Francetv info dresse l'état des lieux dans le pays.
Le parti islamiste Ennahda pointé du doigt
Chokri Belaïd, figure de l'opposition de gauche et critique acerbe du gouvernement, a été touché par deux ou trois balles alors qu'il sortait de chez lui. Elles auraient été tirées à bout portant par un homme portant un vêtement de type burnous, sorte de long manteau traditionnel en laine avec une capuche pointue.
"Mon frère a été assassiné, je suis plus que désespéré et déprimé", a réagi Abdelmajid Belaïd. Il a immédiatement accusé le parti islamiste Ennahda, au pouvoir depuis 2011, d'être responsable du meurtre. "J'emmerde tout le mouvement Ennahda et j'accuse [son chef], Rached Ghannouchi, d'avoir fait assassiner mon frère", a-t-il déclaré, sans plus d'explications.
Chokri Belaïd avait rejoint une coalition de partis, le Front populaire, qui se pose en alternative au pouvoir en place. Alors que partis d'opposition et syndicats accusent depuis plusieurs mois des milices pro-islamistes d'orchester des heurts ou des attaques contre les opposants ou leurs bureaux, cet assassinat met le feu aux poudres.
Un policier tué à Tunis, des heurts à Sidi Bouzid, Sousse…
A Tunis, un policier a été tué dans des affrontements avec des manifestants. Ces derniers ont attaqué les forces de l'ordre en leur jetant des pierres, avenue Bourguiba, érigeant des barricades malgré les lacrymogènes tirés par un blindé de la garde nationale.

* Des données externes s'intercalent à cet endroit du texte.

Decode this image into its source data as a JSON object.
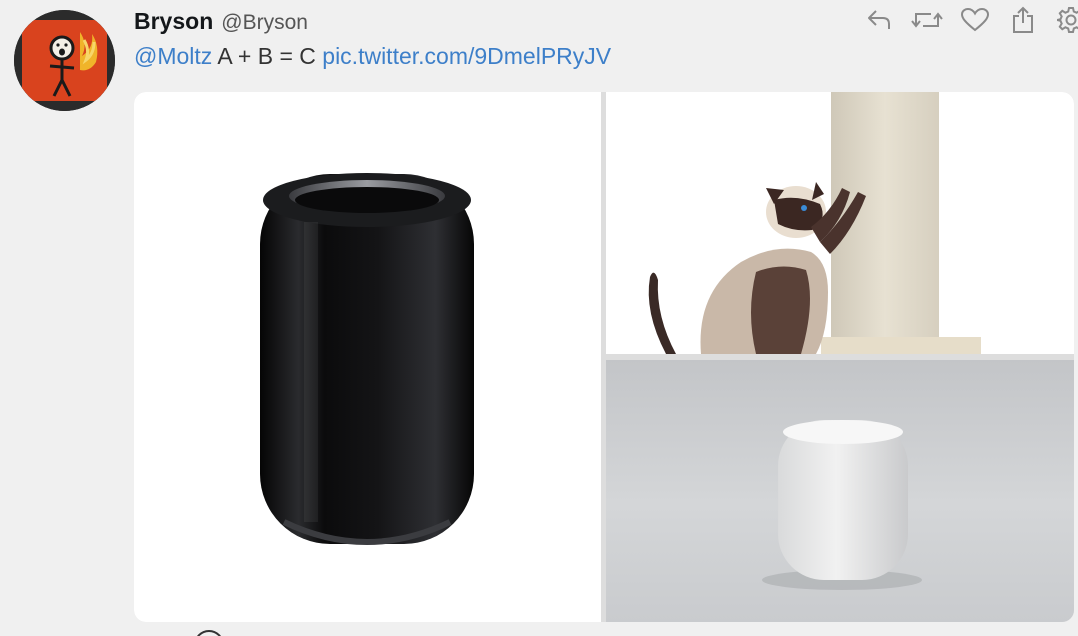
{
  "tweet": {
    "author": {
      "display_name": "Bryson",
      "handle": "@Bryson",
      "avatar_icon": "stick-figure-fire-icon"
    },
    "text": {
      "mention": "@Moltz",
      "body": " A + B = C ",
      "link": "pic.twitter.com/9DmelPRyJV"
    },
    "actions": [
      {
        "icon": "reply-icon"
      },
      {
        "icon": "retweet-icon"
      },
      {
        "icon": "like-icon"
      },
      {
        "icon": "share-icon"
      },
      {
        "icon": "settings-gear-icon"
      }
    ],
    "media": [
      {
        "subject": "mac-pro-cylinder"
      },
      {
        "subject": "siamese-cat-scratching-post"
      },
      {
        "subject": "homepod-speaker"
      }
    ]
  },
  "colors": {
    "background": "#f0f0f0",
    "link": "#3d7fc9",
    "icon": "#8a8a8a",
    "avatar_bg": "#d9431e"
  }
}
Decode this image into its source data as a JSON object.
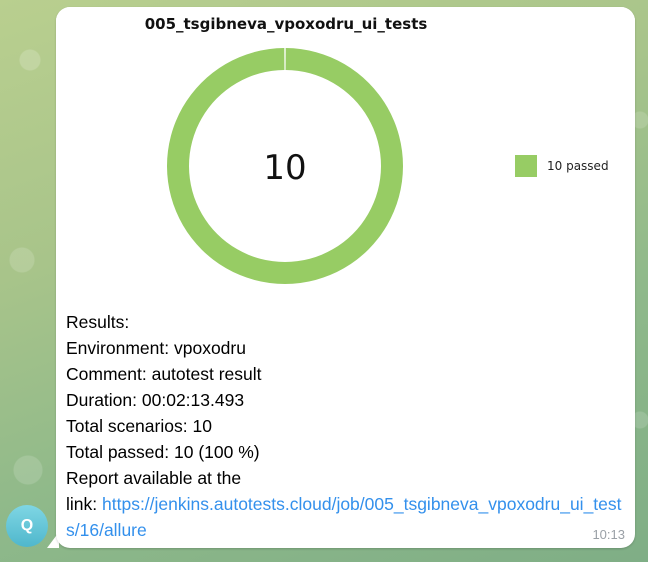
{
  "message": {
    "sender_initial": "Q",
    "timestamp": "10:13",
    "lines": {
      "results_label": "Results:",
      "environment_label": "Environment:",
      "environment_value": "vpoxodru",
      "comment_label": "Comment:",
      "comment_value": "autotest result",
      "duration_label": "Duration:",
      "duration_value": "00:02:13.493",
      "total_scenarios_label": "Total scenarios:",
      "total_scenarios_value": "10",
      "total_passed_label": "Total passed:",
      "total_passed_value": "10 (100 %)",
      "report_text_1": "Report available at the",
      "report_text_2": "link:",
      "report_link": "https://jenkins.autotests.cloud/job/005_tsgibneva_vpoxodru_ui_tests/16/allure"
    }
  },
  "chart_data": {
    "type": "pie",
    "title": "005_tsgibneva_vpoxodru_ui_tests",
    "center_label": "10",
    "donut": true,
    "series": [
      {
        "name": "passed",
        "value": 10,
        "color": "#97cc64"
      }
    ],
    "legend": [
      {
        "label": "10 passed",
        "color": "#97cc64"
      }
    ],
    "legend_placement": "right"
  }
}
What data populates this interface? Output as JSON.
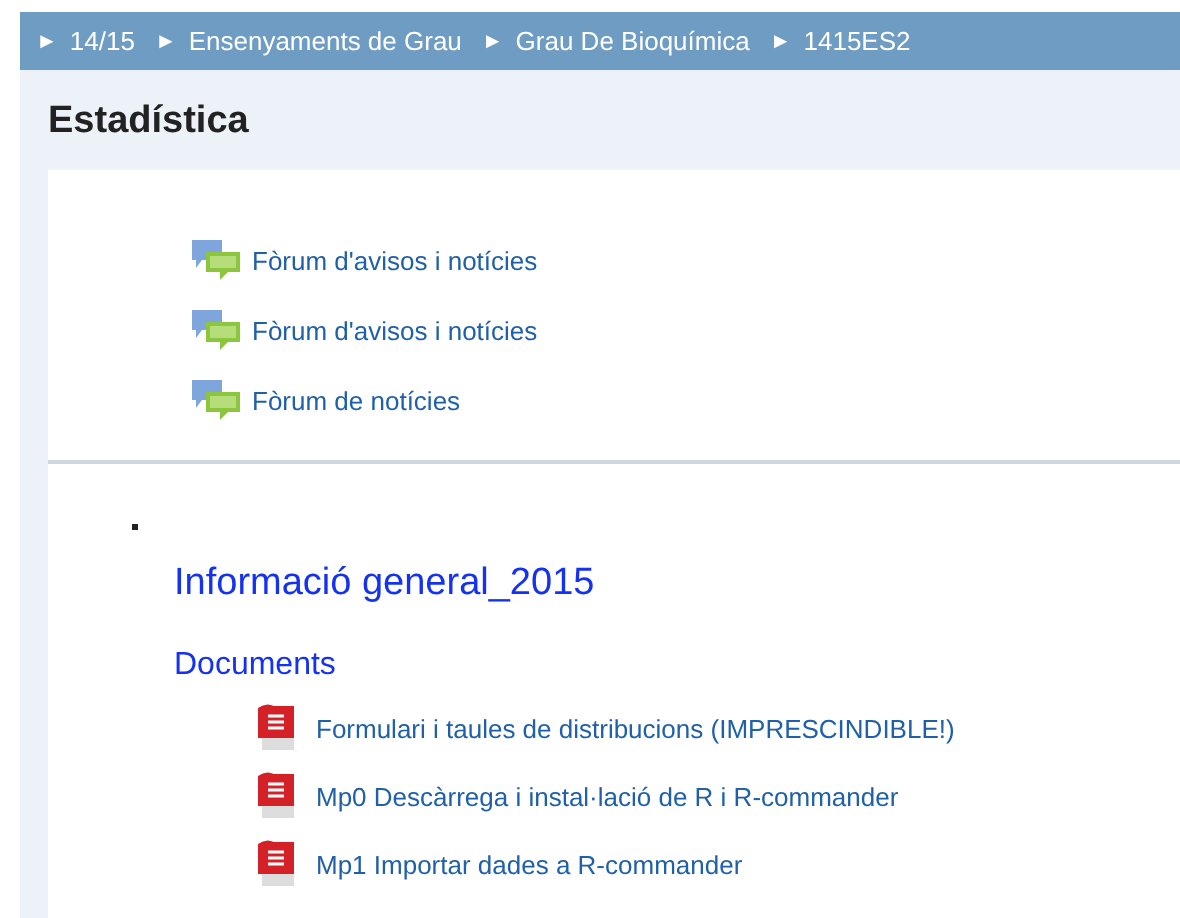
{
  "breadcrumb": [
    {
      "arrow": "►",
      "label": "14/15"
    },
    {
      "arrow": "►",
      "label": "Ensenyaments de Grau"
    },
    {
      "arrow": "►",
      "label": "Grau De Bioquímica"
    },
    {
      "arrow": "►",
      "label": "1415ES2"
    }
  ],
  "course_title": "Estadística",
  "forums": [
    {
      "label": "Fòrum d'avisos i notícies"
    },
    {
      "label": "Fòrum d'avisos i notícies"
    },
    {
      "label": "Fòrum de notícies"
    }
  ],
  "section": {
    "title": "Informació general_2015",
    "subtitle": "Documents",
    "files": [
      {
        "label": "Formulari i taules de distribucions (IMPRESCINDIBLE!)"
      },
      {
        "label": "Mp0 Descàrrega i instal·lació de R i R-commander"
      },
      {
        "label": "Mp1 Importar dades a R-commander"
      }
    ]
  }
}
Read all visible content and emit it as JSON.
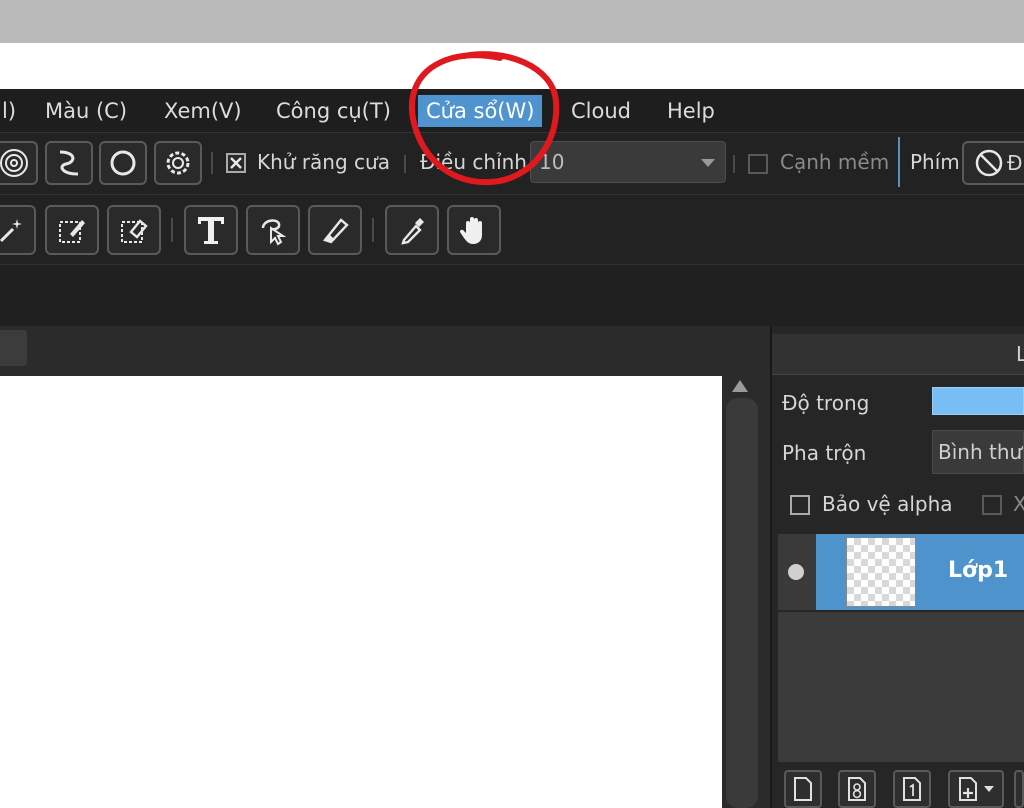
{
  "menu": {
    "items": [
      {
        "label": "l)",
        "active": false
      },
      {
        "label": "Màu (C)",
        "active": false
      },
      {
        "label": "Xem(V)",
        "active": false
      },
      {
        "label": "Công cụ(T)",
        "active": false
      },
      {
        "label": "Cửa sổ(W)",
        "active": true
      },
      {
        "label": "Cloud",
        "active": false
      },
      {
        "label": "Help",
        "active": false
      }
    ]
  },
  "toolbar1": {
    "antialias_label": "Khử răng cưa",
    "antialias_checked": true,
    "adjust_label": "Điều chỉnh",
    "adjust_value": "10",
    "soft_edge_label": "Cạnh mềm",
    "soft_edge_checked": false,
    "key_label": "Phím",
    "trailing_button_label": "Đ"
  },
  "toolbar2": {
    "tools": [
      "magic-wand",
      "select-pen",
      "select-eraser",
      "text",
      "lasso-select",
      "eraser-knife",
      "eyedropper",
      "hand"
    ]
  },
  "layers_panel": {
    "header_title": "L",
    "opacity_label": "Độ trong",
    "blend_label": "Pha trộn",
    "blend_value": "Bình thường",
    "protect_alpha_label": "Bảo vệ alpha",
    "protect_alpha_checked": false,
    "clip_label": "X",
    "layers": [
      {
        "name": "Lớp1",
        "visible": true,
        "selected": true
      }
    ]
  },
  "colors": {
    "accent": "#4f93cf",
    "annotation": "#e0191e"
  }
}
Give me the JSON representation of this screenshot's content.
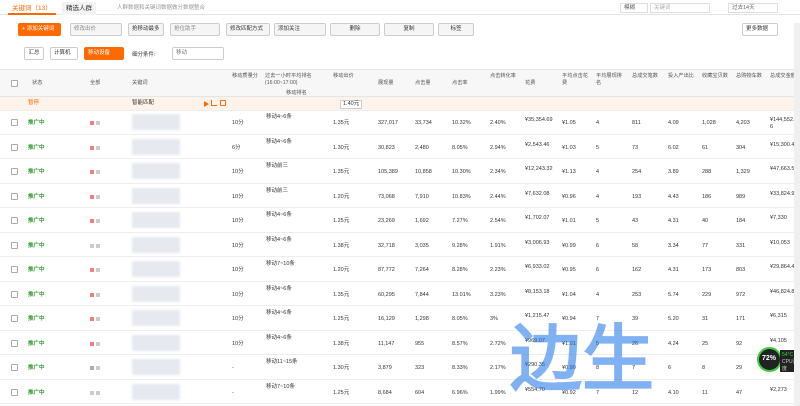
{
  "tabs": {
    "keywords": "关键词（13）",
    "crowd": "精选人群",
    "tips": "人群数据和关键词数据做分数据整合"
  },
  "top_right": {
    "select": "模糊",
    "search_placeholder": "关键词",
    "range": "过去14天"
  },
  "toolbar": {
    "add_keyword": "+ 添加关键词",
    "modify_bid": "修改出价",
    "shift_bid": "抢移动最多",
    "price_assist": "抢位助手",
    "modify_match": "修改匹配方式",
    "add_follow": "添加关注",
    "delete": "删除",
    "copy": "复制",
    "tag": "标签",
    "more_data": "更多数据"
  },
  "subbar": {
    "summary": "汇总",
    "computer": "计算机",
    "mobile": "移动设备",
    "filter": "细分条件:",
    "filter_value": "移动"
  },
  "headers": [
    "状态",
    "全部",
    "关键词",
    "移动质量分",
    "过去一小时平均排名(16:00~17:00)",
    "移动出价",
    "展现量",
    "点击量",
    "点击率",
    "点击转化率",
    "花费",
    "平均点击花费",
    "平均展现排名",
    "总成交笔数",
    "投入产出比",
    "收藏宝贝数",
    "总购物车数",
    "总成交金额"
  ],
  "header_sub": "移动排名",
  "smart": {
    "status": "暂停",
    "keyword": "智能匹配",
    "bid": "1.40元"
  },
  "rows": [
    {
      "status": "推广中",
      "score": "10分",
      "rank": "移动4~6条",
      "bid": "1.35元",
      "imp": "327,017",
      "clicks": "33,734",
      "ctr": "10.32%",
      "cvr": "2.40%",
      "cost": "¥35,354.69",
      "cpc": "¥1.05",
      "pos": "4",
      "deals": "811",
      "roi": "4.09",
      "fav": "1,028",
      "cart": "4,203",
      "amount": "¥144,552.16"
    },
    {
      "status": "推广中",
      "score": "6分",
      "rank": "移动4~6条",
      "bid": "1.30元",
      "imp": "30,823",
      "clicks": "2,480",
      "ctr": "8.05%",
      "cvr": "2.94%",
      "cost": "¥2,543.46",
      "cpc": "¥1.03",
      "pos": "5",
      "deals": "73",
      "roi": "6.02",
      "fav": "61",
      "cart": "304",
      "amount": "¥15,300.46"
    },
    {
      "status": "推广中",
      "score": "10分",
      "rank": "移动前三",
      "bid": "1.35元",
      "imp": "105,389",
      "clicks": "10,858",
      "ctr": "10.30%",
      "cvr": "2.34%",
      "cost": "¥12,243.32",
      "cpc": "¥1.13",
      "pos": "4",
      "deals": "254",
      "roi": "3.89",
      "fav": "288",
      "cart": "1,329",
      "amount": "¥47,663.56"
    },
    {
      "status": "推广中",
      "score": "10分",
      "rank": "移动前三",
      "bid": "1.20元",
      "imp": "73,068",
      "clicks": "7,910",
      "ctr": "10.83%",
      "cvr": "2.44%",
      "cost": "¥7,632.08",
      "cpc": "¥0.96",
      "pos": "4",
      "deals": "193",
      "roi": "4.43",
      "fav": "186",
      "cart": "989",
      "amount": "¥33,824.98"
    },
    {
      "status": "推广中",
      "score": "10分",
      "rank": "移动4~6条",
      "bid": "1.25元",
      "imp": "23,269",
      "clicks": "1,692",
      "ctr": "7.27%",
      "cvr": "2.54%",
      "cost": "¥1,702.07",
      "cpc": "¥1.01",
      "pos": "5",
      "deals": "43",
      "roi": "4.31",
      "fav": "40",
      "cart": "184",
      "amount": "¥7,330"
    },
    {
      "status": "推广中",
      "score": "10分",
      "rank": "移动4~6条",
      "bid": "1.38元",
      "imp": "32,718",
      "clicks": "3,035",
      "ctr": "9.28%",
      "cvr": "1.91%",
      "cost": "¥3,006.93",
      "cpc": "¥0.99",
      "pos": "6",
      "deals": "58",
      "roi": "3.34",
      "fav": "77",
      "cart": "331",
      "amount": "¥10,053"
    },
    {
      "status": "推广中",
      "score": "10分",
      "rank": "移动7~10条",
      "bid": "1.20元",
      "imp": "87,772",
      "clicks": "7,264",
      "ctr": "8.28%",
      "cvr": "2.23%",
      "cost": "¥6,933.02",
      "cpc": "¥0.95",
      "pos": "6",
      "deals": "162",
      "roi": "4.31",
      "fav": "173",
      "cart": "803",
      "amount": "¥29,864.40"
    },
    {
      "status": "推广中",
      "score": "10分",
      "rank": "移动4~6条",
      "bid": "1.35元",
      "imp": "60,295",
      "clicks": "7,844",
      "ctr": "13.01%",
      "cvr": "3.23%",
      "cost": "¥8,153.18",
      "cpc": "¥1.04",
      "pos": "4",
      "deals": "253",
      "roi": "5.74",
      "fav": "229",
      "cart": "972",
      "amount": "¥46,824.81"
    },
    {
      "status": "推广中",
      "score": "10分",
      "rank": "移动4~6条",
      "bid": "1.25元",
      "imp": "16,129",
      "clicks": "1,298",
      "ctr": "8.05%",
      "cvr": "3%",
      "cost": "¥1,215.47",
      "cpc": "¥0.94",
      "pos": "7",
      "deals": "39",
      "roi": "5.20",
      "fav": "31",
      "cart": "171",
      "amount": "¥6,315"
    },
    {
      "status": "推广中",
      "score": "10分",
      "rank": "移动4~6条",
      "bid": "1.38元",
      "imp": "11,147",
      "clicks": "955",
      "ctr": "8.57%",
      "cvr": "2.72%",
      "cost": "¥969.07",
      "cpc": "¥1.01",
      "pos": "5",
      "deals": "26",
      "roi": "4.24",
      "fav": "25",
      "cart": "92",
      "amount": "¥4,105"
    },
    {
      "status": "推广中",
      "score": "-",
      "rank": "移动11~15条",
      "bid": "1.30元",
      "imp": "3,879",
      "clicks": "323",
      "ctr": "8.33%",
      "cvr": "2.17%",
      "cost": "¥290.35",
      "cpc": "¥0.90",
      "pos": "8",
      "deals": "7",
      "roi": "6",
      "fav": "8",
      "cart": "29",
      "amount": "¥1,742"
    },
    {
      "status": "推广中",
      "score": "-",
      "rank": "移动7~10条",
      "bid": "1.25元",
      "imp": "8,684",
      "clicks": "604",
      "ctr": "6.96%",
      "cvr": "1.99%",
      "cost": "¥554.70",
      "cpc": "¥0.92",
      "pos": "7",
      "deals": "12",
      "roi": "4.10",
      "fav": "11",
      "cart": "47",
      "amount": "¥2,273"
    }
  ],
  "watermark": "边生",
  "widget": {
    "pct": "72%",
    "temp": "54°C",
    "cpu": "CPU温度"
  },
  "colors": {
    "accent": "#ff6a00",
    "status": "#2f9e2f"
  }
}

Dans la matinée, des centaines de manifestants s'étaient spontanément rassemblés devant le ministère de l'Intérieur, mais aussi devant la clinique où a été transporté le corps de Chokri Belaïd.
A Sidi Bouzid, haut lieu de la contestation lors de la révolte de 2011, la police a également tiré des gaz lacrymogènes sur les manifestants. L'armée est intervenue pour tenter de calmer la foule dans cette ville déshéritée du centre tunisien.
A Sousse, troisième ville du pays, "deux à trois mille manifestants se sont rassemblés très vite devant le gouvernorat ce matin avant d'être dispersés à coups de gaz lacrymogènes par la police", comme a pu le constater Pierre Aribaud, un Français présent sur place contacté par francetv info. Selon lui, les écoles ont été fermées. "C'est une erreur car les jeunes traînent dehors. Je crains que la soirée et que la nuit ne soient agitées, explique-t-il. La mort de Chokri Belaïd n'est qu'un détonateur. Le problème, ici, c'est plutôt la crise sociale qui perdure."
A Mezzouna, à 75 km au sud-est de Sidi Bouzid, et à Gafsa, dans le centre du pays, des manifestants ont saccagé les locaux d'Ennahda, le parti islamiste au pouvoir. A Mezzouna, ils ont pris d'assaut le bâtiment avant de l'incendier. A Gafsa, des dizaines de personnes ont pénétré dans les locaux avant de briser des meubles et d'arracher des banderoles du mouvement.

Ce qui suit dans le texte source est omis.